Получив очередную наводку на дом с книгами, команда пожарных выезжает на место. Сотни книг, на нескольких стеллажах под самой крышей дома. Все они должны сгореть. И они сгорают, а вместе с ними и домом сгорает и их владелица, пожилая женщина, ни на секунду не усомнившаяся в их бесценности. Не оставившая свое сокровище даже под страхом смерти. Именно этот момент станет поворотным для главного героя. Этот момент изменит все, что знает о себе Гай Монтег. И приведет его туда, где он должен быть на самом деле…

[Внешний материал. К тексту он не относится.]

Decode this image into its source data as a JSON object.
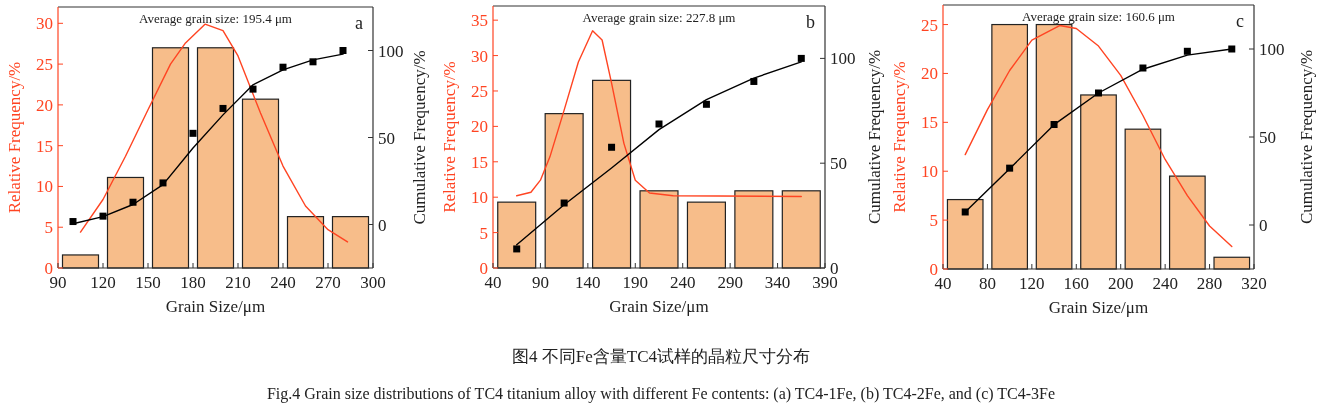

«451 градус по Фаренгейту» — та единственная книга в моем подростковом возрасте, которая оставила после себя так называемый wow-эффект. Останавливаясь каждые пять-десять страниц, чтобы обдумать новую для себя информацию, пофантазировать на тему недалекого будущего, я читал книгу два дня. Дочитав и отложив, вернулся к ней через десять минут, чтобы снова перечитать концовку. И знаете что: я хочу потерять память, чтобы прочитать эту книгу снова. Жаль только, что мне уже не 13 лет.

Она уже ползала

АЛEКСАНДРА ЗИНОВЬEВА*

Тони Моррисон. «Возлюбленная». «Эксмо», 2016.

Несмотря на поэтичное название, это жуткая книга. Особенно, если учитывать, что в основе — реальные события. Будоражит даже не главная тема романа — рабство, а тесно примыкающая к ней — убийство собственного ребенка.

Конец XIX века, Америка. В центре романа история рабыни Сэти, ее жизнь через 18 лет после основных событий, ее воспоминания и примыкающие к ним истории-судьбы других рабов из Милого Дома.

Рабство в подробностях: семьи разлучают, заставляют рожать на продажу и забирают детей у матерей во младенчестве, за провинность (да и просто так) рабов секут плетьми так, что спина больше никогда не чувствует прикосновений, неугодных — сжигают заживо…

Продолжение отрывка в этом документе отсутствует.